Wings of Desire [1987]

Acclaimed German filmmaker Wim Wenders marked his homecoming of sorts (i.e. return to his country) with this deeply philosophical, spiritual, existentialist and personal meditation on human existence and the ephemeral moments of simple joys and profound sorrows that define one’s life. He made use of magic realism to affectingly portray his thoughts on mortality, loneliness, melancholia and his beloved city of Berlin teeming with people some of whose stories and thoughts he attempted at chronicling, and consequently completely did away with conventional storytelling or narratives in the process. Damiel (Bruno Ganz) and Cassiel (Otto Sander) are two of many angles the city is populated with.
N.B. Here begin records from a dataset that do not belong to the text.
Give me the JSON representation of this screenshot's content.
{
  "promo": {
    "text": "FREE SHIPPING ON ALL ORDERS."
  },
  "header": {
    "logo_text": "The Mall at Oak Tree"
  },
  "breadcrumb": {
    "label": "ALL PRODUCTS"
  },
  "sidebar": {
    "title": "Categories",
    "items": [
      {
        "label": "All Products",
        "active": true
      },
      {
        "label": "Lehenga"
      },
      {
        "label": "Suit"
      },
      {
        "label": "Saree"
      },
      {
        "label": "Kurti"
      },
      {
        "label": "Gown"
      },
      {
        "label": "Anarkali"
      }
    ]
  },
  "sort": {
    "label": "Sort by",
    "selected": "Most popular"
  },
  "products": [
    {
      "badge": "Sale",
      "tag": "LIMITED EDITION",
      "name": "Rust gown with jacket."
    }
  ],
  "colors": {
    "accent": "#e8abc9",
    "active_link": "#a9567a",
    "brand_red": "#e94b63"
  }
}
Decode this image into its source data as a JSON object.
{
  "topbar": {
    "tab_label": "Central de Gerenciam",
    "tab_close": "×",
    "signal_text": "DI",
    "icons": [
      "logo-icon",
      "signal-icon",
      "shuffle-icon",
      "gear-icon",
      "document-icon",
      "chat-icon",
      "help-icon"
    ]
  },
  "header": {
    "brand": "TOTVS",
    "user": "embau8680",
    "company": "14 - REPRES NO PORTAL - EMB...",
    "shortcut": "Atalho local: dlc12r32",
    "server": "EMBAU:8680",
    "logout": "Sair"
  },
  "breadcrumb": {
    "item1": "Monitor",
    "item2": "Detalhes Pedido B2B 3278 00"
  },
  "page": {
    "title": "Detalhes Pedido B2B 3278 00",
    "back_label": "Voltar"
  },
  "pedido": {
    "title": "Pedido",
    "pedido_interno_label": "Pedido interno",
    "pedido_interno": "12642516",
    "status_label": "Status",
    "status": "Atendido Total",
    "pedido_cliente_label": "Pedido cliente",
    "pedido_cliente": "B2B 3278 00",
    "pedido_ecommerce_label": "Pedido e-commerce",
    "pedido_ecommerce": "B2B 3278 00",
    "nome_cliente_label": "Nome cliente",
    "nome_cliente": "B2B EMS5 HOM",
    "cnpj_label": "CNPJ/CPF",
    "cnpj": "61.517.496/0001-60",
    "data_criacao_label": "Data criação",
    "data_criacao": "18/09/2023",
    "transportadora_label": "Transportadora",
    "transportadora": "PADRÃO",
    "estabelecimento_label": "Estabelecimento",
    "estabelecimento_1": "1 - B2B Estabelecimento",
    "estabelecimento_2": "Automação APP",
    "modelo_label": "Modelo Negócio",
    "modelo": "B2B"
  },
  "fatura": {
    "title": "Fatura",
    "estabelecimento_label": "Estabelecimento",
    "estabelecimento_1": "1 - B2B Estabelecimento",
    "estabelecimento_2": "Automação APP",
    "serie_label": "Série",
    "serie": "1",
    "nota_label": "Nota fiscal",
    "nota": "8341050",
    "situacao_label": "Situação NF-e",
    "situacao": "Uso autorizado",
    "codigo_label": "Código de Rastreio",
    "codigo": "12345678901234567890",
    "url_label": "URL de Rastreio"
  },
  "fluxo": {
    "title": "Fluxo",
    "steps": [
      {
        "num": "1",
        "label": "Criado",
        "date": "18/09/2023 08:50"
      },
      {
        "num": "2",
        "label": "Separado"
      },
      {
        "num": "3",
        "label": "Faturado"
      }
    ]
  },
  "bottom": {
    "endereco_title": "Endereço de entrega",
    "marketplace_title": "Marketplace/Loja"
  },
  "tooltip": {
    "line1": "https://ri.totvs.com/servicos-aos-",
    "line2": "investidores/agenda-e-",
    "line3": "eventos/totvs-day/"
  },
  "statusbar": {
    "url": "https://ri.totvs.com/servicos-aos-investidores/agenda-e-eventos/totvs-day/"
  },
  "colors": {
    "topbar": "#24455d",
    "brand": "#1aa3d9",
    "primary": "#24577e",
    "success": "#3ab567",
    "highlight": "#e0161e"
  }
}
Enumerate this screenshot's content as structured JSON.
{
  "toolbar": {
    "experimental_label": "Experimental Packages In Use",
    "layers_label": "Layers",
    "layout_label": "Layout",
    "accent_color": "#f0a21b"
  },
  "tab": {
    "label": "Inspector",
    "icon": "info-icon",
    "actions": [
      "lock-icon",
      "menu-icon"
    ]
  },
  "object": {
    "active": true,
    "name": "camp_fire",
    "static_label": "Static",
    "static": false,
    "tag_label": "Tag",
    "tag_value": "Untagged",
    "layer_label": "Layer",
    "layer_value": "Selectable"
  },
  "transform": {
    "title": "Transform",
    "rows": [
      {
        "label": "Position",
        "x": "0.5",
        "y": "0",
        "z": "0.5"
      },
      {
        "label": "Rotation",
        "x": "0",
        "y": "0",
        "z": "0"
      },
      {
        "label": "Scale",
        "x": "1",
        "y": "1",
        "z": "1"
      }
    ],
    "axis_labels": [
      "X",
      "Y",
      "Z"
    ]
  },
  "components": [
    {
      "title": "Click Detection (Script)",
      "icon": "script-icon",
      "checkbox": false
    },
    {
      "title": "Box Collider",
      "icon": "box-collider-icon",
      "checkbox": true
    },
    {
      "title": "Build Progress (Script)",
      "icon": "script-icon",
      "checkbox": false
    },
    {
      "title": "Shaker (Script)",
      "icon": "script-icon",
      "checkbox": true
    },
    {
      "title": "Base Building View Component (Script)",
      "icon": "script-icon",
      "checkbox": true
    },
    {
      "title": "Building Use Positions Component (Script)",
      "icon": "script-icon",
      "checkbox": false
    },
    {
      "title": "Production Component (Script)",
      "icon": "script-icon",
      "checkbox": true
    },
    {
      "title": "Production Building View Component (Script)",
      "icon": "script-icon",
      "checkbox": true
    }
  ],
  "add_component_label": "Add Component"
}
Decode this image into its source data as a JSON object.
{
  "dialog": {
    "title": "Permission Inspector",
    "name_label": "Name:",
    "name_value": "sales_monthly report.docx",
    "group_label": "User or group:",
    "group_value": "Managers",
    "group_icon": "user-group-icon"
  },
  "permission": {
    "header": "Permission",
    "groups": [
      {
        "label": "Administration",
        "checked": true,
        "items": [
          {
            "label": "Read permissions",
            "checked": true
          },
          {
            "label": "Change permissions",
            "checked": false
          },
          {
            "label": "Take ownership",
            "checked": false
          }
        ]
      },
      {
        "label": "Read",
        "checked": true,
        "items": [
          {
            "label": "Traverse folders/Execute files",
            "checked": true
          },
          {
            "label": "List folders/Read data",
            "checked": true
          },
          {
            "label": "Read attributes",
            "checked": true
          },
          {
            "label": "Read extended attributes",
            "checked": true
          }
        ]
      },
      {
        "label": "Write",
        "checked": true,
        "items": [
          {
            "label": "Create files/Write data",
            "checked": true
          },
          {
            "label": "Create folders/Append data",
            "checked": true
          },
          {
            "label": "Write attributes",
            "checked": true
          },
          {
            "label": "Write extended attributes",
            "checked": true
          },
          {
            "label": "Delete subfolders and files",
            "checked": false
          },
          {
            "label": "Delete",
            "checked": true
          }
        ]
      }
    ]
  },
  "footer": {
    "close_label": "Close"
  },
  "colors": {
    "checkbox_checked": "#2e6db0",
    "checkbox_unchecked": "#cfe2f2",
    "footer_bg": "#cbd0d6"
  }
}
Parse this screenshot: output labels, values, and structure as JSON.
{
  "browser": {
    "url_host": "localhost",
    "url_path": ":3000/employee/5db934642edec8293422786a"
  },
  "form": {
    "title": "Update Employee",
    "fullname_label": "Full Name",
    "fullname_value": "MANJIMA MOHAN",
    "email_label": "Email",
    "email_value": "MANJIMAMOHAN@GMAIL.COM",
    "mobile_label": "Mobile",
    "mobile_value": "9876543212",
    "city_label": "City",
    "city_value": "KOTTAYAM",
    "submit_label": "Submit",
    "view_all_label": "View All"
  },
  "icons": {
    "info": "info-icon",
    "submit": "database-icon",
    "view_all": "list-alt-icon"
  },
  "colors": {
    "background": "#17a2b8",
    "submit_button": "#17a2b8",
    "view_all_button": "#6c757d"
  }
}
Their presence is not perceptible to humans, and they are incapable of affecting or transforming anyone’s life – their activities comprise of quietly sneaking beside stray people, and silently read their thoughts and observe their mundane existences. Thus, through their eyes and ears, we get acquainted with the lives of a melancholic and talented high-wire artist (Solveig Dommartin) in search for love, a cynical and enormously popular American actor (Peter Falk), a heartbreakingly lonely old man ruminating about the country’s war-ravaged past, among others. The final third of the film, after Damiel crosses the border and becomes a human, felt a bit stretched. But that apart, this modern day fairy tale film, with its graceful B/W photography, terrific vistas of Berlin and its diverse inhabitants, contemplative tone, and some memorable gigs by Cave & the Bad Seeds, was a poignant and engrossing watch.

Director: Wim Wenders
Genre: Drama/Fantasy/Romance/Avant-Garde
Language: German/English/French
Country: Germany


Sam Juliano said...

I am not the huge fan of this film that some are, and it doesn't seem to hold up to re-viewings, but I acknowledge it's fervent reputation with many. I agree with your issue with the final third, and have always felt this film strained to bring all of the pieces of the puzzle. But great piece here on a film that I'll look at again one day.

Shubhajit said...

Thanks Sam. I do understand your reservations with this film as admittedly this is a movie that probably has the ability to alienate some viewers while engaging others. I'd be interested to know how it holds up if and when you decide to revisit it.